The first thing that a bidding country is required to do when hoping to host the European Championship is to ensure that it has ten stadiums that, between them, meet the following capacity requirements:
- At least 1 stadium with a net seating capacity of 60,000+
- At least 1 stadium, though preferably 2, with a net seating capacity of 50,000+
- At least 4 stadiums with a net seating capacity of 40,000+
- At least 3 stadiums with a net seating capacity of 30,000+
Though the exact working is that ‘preferably 2 stadiums’ have a net seating capacity of at least 50,000, the reality is that a country that makes a bid with fewer than two 50,000-seater stadiums is unlikely to be taken all that seriously.
The Bidding Timeline
As well as putting forward the stadium capacity requirements, UEFA also outlined the bidding timeline. Though this is obviously specific to the bid to host Euro 2028, it is a helpful guide to how UEFA tends to treat its bidding process. The deadlines for Euro 2028 applications were as follows:
- Deadline for national association to confirm their interest in bidding: 23rd of March 2022
- Bid requirements to be made available to the bidders: 30th of March 2022
- UEFA to announce the bidders: 5th of April 2022
- The final bid dossiers to be submitted: 12th of April 2023
- The hosts to be officially appointed by UEFA: September of 2023
You can see that it is roughly a year and a half between the moment that countries have to make their interest to be hosts known and the announcement of the actual country or countries chosen to be the hosts. A maximum of two countries get to qualify for the tournament automatically as hosts, should a large hosting bid be made.

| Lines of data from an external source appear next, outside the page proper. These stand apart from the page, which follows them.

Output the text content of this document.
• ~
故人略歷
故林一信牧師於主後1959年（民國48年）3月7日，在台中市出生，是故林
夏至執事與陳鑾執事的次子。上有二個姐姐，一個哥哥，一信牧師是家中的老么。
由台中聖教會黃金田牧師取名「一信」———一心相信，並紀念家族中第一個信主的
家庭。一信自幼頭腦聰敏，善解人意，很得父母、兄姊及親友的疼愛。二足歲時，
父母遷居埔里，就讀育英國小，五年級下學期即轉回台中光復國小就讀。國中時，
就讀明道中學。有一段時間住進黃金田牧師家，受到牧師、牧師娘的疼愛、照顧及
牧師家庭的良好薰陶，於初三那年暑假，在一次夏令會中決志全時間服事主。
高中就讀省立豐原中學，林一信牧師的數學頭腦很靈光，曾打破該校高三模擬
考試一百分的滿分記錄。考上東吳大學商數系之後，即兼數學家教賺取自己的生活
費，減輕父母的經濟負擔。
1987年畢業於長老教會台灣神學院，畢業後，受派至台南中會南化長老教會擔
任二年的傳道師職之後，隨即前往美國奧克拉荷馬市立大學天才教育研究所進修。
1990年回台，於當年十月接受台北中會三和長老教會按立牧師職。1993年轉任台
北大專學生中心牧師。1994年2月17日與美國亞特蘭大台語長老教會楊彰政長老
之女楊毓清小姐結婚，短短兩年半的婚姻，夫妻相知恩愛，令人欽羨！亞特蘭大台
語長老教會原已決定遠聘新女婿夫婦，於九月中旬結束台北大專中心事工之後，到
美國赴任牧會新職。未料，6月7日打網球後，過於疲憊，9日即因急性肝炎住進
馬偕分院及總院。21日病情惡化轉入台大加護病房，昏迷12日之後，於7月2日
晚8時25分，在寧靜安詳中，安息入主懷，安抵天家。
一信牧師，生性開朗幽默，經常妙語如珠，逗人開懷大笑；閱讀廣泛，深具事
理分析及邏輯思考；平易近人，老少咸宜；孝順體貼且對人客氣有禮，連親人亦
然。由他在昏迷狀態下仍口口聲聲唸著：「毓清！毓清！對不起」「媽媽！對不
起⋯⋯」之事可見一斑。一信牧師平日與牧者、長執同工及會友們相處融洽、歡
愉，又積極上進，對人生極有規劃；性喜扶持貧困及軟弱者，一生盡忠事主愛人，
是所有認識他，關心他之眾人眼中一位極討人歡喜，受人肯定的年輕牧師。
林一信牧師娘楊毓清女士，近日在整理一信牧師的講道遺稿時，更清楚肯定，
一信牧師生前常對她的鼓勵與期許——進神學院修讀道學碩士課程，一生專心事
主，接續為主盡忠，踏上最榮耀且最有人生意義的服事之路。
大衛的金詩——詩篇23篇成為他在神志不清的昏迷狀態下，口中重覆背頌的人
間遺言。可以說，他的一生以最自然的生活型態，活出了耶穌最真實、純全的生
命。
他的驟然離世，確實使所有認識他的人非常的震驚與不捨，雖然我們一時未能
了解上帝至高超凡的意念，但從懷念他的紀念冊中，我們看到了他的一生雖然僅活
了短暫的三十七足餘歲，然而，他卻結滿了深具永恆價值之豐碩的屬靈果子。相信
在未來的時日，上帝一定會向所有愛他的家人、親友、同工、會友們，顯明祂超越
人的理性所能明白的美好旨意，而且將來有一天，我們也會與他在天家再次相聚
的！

Given the amount of money that is likely to be made by countries hosting major tournaments, it is perhaps no surprise that there have been some controversial moments over the years. Those that have even a passing interest in football will know that FIFA was rocked by scandals during the 2010s. In the wake of the vote on the World Cup hosts for 2018 and 2022, in December of 2010, ESPN published allegations about bribes. There was a link between Qatar’s successful bid and an organisation called Football Dreams.
Football Dreams was a youth development program, which channelled money from interested parties in the Qatari government to 15 different countries, of which six had representatives on FIFA’s Executive Committee. Sepp Blatter, the FIFA President at the time, later admitted that there had been an attempt to trade votes but that it had failed. The Bid Chief for England, Lord Treisman, told the House of Commons that he had been approached by numerous members of the FIFA Committee asking for things in exchange for their votes.
Jack Warner, who had already been suspended for a separate ethics violation, leaked an email from the General Secretary of FIFA, Jérôme Valcke, suggesting that Qatar had ‘bought’ the World Cup. FIFA later appointed a former US attorney named Michael J. Garcia to investigate the allegations of vote-buying. His report was handed in in September of 2014, but FIFA declined to release it in full. It was eventually published in 2017, offering plenty of allegations but no hard proof of vote-buying.
Having disclosed 40 cases of corruption in May 2015, which eventually led to numerous FIFA members being suspended and Sepp Blatter’s Presidency coming to an end, the US Department of Justice unsealed further indictments in April of 2020. This showed that shell corporations were used to pay members of FIFA’s Executive Committee ‘consulting contracts’ worth millions for their ‘support’ for certain bids. Despite the publication of the evidence, the World Cup in Qatar was scheduled to go ahead as planned.